The below sentence was taken from Deep Dive into Deep Learning:

It follows that minimizing the mean squared error is equivalent to the maximum likelihood estimation of a linear model under the assumption of additive Gaussian noise.

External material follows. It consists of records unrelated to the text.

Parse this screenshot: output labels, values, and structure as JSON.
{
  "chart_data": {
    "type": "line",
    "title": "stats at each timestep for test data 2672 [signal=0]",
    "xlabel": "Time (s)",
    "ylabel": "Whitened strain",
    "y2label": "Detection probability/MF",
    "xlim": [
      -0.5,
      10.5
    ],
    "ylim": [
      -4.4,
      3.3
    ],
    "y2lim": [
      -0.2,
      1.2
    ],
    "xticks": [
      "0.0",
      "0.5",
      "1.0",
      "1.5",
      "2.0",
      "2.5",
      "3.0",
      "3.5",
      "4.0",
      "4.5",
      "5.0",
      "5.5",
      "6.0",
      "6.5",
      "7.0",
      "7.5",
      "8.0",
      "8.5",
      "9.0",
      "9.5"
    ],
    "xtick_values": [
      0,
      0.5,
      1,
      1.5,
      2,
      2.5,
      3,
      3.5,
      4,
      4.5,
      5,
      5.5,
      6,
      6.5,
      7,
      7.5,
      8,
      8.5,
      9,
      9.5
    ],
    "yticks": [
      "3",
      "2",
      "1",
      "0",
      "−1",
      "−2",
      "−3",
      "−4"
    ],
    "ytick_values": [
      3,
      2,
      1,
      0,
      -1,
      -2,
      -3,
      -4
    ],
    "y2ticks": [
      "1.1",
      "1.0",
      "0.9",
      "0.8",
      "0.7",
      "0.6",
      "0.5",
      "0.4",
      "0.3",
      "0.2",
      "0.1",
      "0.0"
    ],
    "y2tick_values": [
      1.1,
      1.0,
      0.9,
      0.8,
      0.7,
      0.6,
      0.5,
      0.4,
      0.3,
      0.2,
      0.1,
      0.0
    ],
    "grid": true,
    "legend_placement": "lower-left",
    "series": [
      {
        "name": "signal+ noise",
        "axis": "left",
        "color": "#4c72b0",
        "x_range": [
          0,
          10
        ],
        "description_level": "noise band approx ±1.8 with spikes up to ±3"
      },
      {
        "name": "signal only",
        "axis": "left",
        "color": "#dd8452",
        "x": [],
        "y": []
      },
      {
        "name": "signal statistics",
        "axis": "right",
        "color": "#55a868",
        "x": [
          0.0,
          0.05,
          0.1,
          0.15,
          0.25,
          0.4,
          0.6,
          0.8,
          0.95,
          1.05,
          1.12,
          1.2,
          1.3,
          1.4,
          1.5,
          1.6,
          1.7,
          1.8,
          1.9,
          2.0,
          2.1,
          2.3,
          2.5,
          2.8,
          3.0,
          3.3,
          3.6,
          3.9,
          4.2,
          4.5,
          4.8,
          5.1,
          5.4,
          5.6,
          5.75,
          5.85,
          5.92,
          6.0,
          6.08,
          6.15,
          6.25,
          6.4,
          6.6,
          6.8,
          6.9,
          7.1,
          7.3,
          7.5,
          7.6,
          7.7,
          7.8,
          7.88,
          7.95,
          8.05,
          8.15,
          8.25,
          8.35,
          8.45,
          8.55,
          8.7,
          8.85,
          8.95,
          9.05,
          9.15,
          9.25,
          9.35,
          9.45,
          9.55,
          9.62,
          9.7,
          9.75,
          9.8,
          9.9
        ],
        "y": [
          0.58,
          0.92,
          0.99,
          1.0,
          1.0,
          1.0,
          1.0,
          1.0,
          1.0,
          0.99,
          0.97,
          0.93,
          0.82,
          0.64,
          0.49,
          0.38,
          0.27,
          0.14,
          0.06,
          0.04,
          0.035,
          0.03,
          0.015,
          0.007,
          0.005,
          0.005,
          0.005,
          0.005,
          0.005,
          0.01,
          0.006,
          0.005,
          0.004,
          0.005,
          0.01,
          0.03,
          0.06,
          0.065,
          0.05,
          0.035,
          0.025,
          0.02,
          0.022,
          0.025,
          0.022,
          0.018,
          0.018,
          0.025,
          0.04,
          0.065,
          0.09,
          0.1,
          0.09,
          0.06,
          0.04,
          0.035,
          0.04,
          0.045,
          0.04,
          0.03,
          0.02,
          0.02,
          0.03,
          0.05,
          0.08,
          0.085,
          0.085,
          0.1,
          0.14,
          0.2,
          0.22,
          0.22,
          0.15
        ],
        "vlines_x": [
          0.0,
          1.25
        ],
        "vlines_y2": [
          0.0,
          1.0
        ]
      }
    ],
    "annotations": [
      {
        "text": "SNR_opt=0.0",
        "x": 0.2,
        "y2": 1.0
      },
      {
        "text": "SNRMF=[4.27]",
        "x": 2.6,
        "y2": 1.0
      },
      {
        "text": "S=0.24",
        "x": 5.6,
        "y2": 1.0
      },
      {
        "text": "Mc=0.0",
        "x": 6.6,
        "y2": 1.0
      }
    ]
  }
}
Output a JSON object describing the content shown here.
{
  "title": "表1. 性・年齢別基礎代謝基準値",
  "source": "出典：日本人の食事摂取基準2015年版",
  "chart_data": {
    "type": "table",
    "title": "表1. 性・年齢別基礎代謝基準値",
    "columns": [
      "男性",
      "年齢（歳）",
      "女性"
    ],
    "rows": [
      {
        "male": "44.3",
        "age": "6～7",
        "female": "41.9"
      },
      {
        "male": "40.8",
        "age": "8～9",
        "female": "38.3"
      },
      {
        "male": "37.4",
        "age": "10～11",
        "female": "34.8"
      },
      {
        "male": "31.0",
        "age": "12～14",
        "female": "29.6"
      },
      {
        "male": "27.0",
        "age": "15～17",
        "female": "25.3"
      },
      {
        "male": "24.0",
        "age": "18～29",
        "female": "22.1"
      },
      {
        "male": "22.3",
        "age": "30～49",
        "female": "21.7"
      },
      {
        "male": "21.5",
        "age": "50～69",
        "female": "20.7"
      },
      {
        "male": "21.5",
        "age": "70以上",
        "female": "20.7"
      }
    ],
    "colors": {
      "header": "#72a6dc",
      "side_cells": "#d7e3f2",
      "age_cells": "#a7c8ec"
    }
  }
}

Let us do the following: let ${\mathbf{x}}^{\mathbf{(}\mathbf{i}\mathbf{)}}\in {\mathbb{R}}^d$, then allow ${\mathbf{v}}^{\mathbf{(}\mathbf{i}\mathbf{)}}=({\mathbf{x}}^{\mathbf{(}\mathbf{i}\mathbf{)}},1)\in {\mathbb{R}}^{d+1}$. where reach ${\mathbf{v}}^{\mathbf{(}\mathbf{i}\mathbf{)}}$ is a column vector, where we concatenate a $1$ after each ${\mathbf{x}}^{\mathbf{(}\mathbf{i}\mathbf{)}}$.
Then the let the $d+1\times m$ matrix whose columns are ${\mathbf{v}}^{\mathbf{(}\mathbf{i}\mathbf{)}}$ be denoted as $V$. let $\theta =(\mathbf{w},b)\in {\mathbb{R}}^{d+1}$.
Then we can write $\hat{\mathbf{y}}=V^T\theta$
Thus the goal is to minimize the squared norm of the error vector, ie we want $$\theta^* = \arg \min_{\theta} f(\theta) = \left(\lvert \lvert V^T\theta -\mathbf{y}\rvert \rvert_{2} \right)^2 $$ And doing some calculus, we find that the gradient vector of $f$ with respect to $\theta$, is given as : $$\partial_{\theta} f(\theta) = 2V(V^T\theta - \mathbf{y})$$

I apologize for not making $\theta$ bold, it is indeed a vector. Anyway, we want the gradient to be the zero vector.
Therefore, we have $$ \theta^* =(VV^T)^{-1}(V\mathbf{y})$$
So The matrix $V{V}^T$ has to be invertible for our analytic solution. So the rows of $V$ must be linearly independent or something idk, either way, its far too restrictive. Basically In practice, some form of gradient descent is used, there is seldom any issue with deep networks minimizing loss on the training data, but generalization is often a bigger problem.